“Why is there a stigma around being different when we’re all different?" Winnie Harlow, model and vitiligo campaigner
There is enormous social pressure to conform to accepted standards of how we should look. No one is immune but the pressure is particularly acute for those who identify as women and girls. From cultural expectations to advertising giants to social media posts, our external appearance has been given enormous power, emphasising that thin is good, conventional beauty is important and that we should strive to look younger than we are, whatever the means.
Many people face discrimination or abuse in real life and online, because their appearance does not conform to society’s expectations of ‘normal’ or desirable. The damaging consequences of this superficial but pervasive obsession include anxiety and low self-esteem, a lack of confidence that prevents people from reaching their potential. More seriously, body shaming can lead to mental health issues including eating disorders, body dysmorphia, depression and even suicide.
The body positive movement has been gaining momentum, growing from size acceptance to encompassing any visible difference and celebrating diversity. The Dove Real Beauty campaign started in 2004 and other companies have followed suit, including The Body Shop with its Self-Love campaign. Social media has contributed significantly to the movement with Instagram full of #LoveTheSkinYou’reIn, #BOPO and myriad other body positive hashtags.
But there is a lack of visibility for some groups, including people with disabilities or with skin conditions like vitiligo, for example. There is some progress here, with fashion designers choosing diverse models in an industry that has traditionally thrived off of difficult-to-maintain body standards and a strict age range.
While eliminating rigid beauty standards is necessary work, it will not be enough to cultivate a healthy mind-body relationship. We must change how we and - in turn, society - think about our bodies. Our bodies are biological marvels that serve us in many unique ways that often go unrecognised. They carry our stories -- our scars, lines, wrinkles, stretch marks and our distinguishing features that make us unique and authentic. A new movement, rejecting the commercialisation of body positivity has emerged, body neutrality. This movement encourages us to move away from loving or hating our body and instead focus on its functionality and actuality -- how our bodies move through the world, carrying us and supporting us from moment to moment, shaping who we are and telling the story of our lives.

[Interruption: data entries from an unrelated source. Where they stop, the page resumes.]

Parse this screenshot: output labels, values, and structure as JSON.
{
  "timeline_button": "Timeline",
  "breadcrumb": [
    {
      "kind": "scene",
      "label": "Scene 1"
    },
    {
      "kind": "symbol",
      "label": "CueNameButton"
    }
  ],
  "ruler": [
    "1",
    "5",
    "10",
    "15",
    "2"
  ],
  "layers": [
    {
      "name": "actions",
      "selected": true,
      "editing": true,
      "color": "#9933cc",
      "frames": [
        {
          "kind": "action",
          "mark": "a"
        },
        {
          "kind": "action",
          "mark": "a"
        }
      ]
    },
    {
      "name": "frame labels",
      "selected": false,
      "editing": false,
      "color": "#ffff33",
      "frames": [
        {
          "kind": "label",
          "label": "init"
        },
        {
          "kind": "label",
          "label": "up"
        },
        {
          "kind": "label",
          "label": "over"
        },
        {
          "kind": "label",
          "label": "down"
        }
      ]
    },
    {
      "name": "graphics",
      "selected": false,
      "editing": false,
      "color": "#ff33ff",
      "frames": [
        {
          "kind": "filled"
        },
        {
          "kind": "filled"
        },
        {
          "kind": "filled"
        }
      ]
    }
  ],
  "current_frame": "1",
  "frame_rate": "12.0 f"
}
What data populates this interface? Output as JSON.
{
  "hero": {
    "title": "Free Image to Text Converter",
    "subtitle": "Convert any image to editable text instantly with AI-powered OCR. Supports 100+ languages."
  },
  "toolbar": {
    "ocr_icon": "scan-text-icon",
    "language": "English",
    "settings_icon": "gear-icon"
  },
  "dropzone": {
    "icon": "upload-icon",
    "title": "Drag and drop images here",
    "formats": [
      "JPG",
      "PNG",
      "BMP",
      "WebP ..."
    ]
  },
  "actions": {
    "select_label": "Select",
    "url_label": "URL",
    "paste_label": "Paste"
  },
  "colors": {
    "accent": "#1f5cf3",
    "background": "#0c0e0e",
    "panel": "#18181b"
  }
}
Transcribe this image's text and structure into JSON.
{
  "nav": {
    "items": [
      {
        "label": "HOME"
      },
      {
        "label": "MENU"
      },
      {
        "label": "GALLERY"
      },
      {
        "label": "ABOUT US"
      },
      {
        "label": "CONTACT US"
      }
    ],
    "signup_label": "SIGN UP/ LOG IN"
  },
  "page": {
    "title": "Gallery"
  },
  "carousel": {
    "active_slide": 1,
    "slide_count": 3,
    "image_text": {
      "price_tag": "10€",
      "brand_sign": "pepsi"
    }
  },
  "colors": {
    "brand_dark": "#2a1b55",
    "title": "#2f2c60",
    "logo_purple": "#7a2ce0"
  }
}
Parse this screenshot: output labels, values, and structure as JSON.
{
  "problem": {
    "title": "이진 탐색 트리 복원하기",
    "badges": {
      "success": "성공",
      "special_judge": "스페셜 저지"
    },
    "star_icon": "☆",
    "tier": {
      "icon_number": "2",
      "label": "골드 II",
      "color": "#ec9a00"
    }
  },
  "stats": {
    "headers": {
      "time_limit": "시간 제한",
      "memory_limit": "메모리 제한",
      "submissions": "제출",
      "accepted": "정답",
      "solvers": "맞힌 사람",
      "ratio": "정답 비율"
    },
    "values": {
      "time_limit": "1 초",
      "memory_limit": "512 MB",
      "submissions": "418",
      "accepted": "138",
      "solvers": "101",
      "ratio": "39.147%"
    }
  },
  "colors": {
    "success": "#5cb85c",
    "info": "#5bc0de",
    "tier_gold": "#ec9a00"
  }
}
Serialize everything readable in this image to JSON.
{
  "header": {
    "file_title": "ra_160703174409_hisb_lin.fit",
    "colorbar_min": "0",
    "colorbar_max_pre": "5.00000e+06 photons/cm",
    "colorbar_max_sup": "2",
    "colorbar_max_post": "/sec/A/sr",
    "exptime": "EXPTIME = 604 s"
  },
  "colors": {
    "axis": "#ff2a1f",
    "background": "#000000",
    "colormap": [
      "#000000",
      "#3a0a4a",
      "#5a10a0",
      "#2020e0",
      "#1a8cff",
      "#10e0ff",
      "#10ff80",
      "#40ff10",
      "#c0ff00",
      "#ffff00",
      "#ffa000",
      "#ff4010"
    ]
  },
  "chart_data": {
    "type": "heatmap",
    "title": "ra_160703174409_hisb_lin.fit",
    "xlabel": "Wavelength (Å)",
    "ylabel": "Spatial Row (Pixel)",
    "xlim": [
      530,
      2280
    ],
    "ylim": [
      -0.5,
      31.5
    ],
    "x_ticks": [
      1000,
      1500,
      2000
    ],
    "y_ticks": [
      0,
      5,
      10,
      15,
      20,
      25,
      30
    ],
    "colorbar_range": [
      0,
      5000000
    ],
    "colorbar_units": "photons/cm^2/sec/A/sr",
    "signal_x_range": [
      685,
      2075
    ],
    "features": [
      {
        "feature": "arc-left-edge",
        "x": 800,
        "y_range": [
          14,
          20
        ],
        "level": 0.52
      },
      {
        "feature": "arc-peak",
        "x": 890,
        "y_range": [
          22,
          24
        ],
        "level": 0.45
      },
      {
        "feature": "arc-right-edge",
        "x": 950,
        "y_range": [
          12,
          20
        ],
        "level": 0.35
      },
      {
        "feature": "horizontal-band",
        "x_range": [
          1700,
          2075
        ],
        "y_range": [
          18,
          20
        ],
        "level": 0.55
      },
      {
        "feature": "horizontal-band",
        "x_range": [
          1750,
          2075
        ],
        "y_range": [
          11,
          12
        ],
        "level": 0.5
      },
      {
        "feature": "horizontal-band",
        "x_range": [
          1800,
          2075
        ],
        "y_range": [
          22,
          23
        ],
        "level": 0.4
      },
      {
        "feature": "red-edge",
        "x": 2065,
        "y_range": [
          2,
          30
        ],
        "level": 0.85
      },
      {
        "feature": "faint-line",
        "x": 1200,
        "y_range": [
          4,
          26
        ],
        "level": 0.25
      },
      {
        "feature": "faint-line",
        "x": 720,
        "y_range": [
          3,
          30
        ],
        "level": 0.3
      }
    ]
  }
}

TWF has advocated for the positive portrayal of women in the media and an end to the damaging gender stereotypes and impossible expectations that women and girls face. Our documentary, SheObjects, sought to raise awareness about these pressures and support positive portrayals of women in the media. This documentary inspired our Media Literacy Programme, which equips secondary school students with tools to understand and filter harmful media messaging. Through the campaign #MyRealCareerLine we spotlighted many of the double standards women face in the workplace, particularly around appearance, and encouraged a shift to championing women’s career accomplishments. Given how entrenched gender stereotypes are, much more needs to be done by parents, educators, employers and each of us in the community to effectively eliminate them.
Embracing our bodies for what they do and encouraging others to do the same is one place to start.